Frenesí descontrolada alrededor del tulipán: la tulipomanía se consideró la primera burbuja especulativa de la historia. Este arrebato en torno a un pequeño bulbo, tan familiar y ahora al alcance de todos los bolsillos, nos parece inimaginable. Y, sin embargo, antes de convertirse en la flor más popular de su categoría, el tulipán sí que recorrió un largo camino: terminó convirtiéndose en una auténtica obsesión que se intercambiaba a precios de oro.
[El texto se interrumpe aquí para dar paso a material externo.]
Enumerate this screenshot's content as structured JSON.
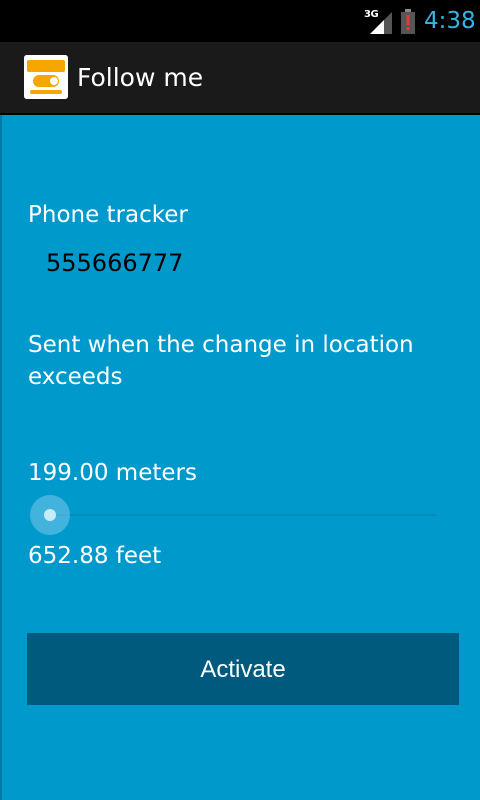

Entonces, ¿por qué estalló esta crisis del tulipán? ¿Qué legado nos han dejado los tulipanes? Viajemos algunos siglos atrás siguiendo los pasos del tulipán y su increíble epopeya en Europa… 

Tulipomania Tulipomanie

¿Qué se conoce como tulipomanía?

Se ha dicho y escrito mucho sobre la tulipomanía: ese momento de la historia europea en el que los tulipanes se vendían a precios de oro en el mercado. Fue una época convulsa, un fenómeno fascinante y a la vez inquietante… Todo sucede en el siglo XVII, en plena edad de oro holandesa, que irradia por el mundo, por los mares y por el comercio.

Introducidos hacia 1560 en las Provincias Unidas (actuales Países Bajos), los tulipanes despertarán en primer lugar el interés de los botánicos y, enseguida, el del gran público. En los Países Bajos causan admiración, pero también en Francia, donde se plantan en los jardines del Louvre; Luis XIII los convierte en emblema de lujo, y Luis XIV también adopta esta flor como flor oficial de la corte…

Es Charles de l’Ecluse (Carolus Clusius), botánico y profesor en la universidad de Leyde (Países Bajos), quien comienza a plantar el bulbo en las tierras arenosas del jardín universitario en 1594 y, de este modo, consigue reproducir los tulipanes.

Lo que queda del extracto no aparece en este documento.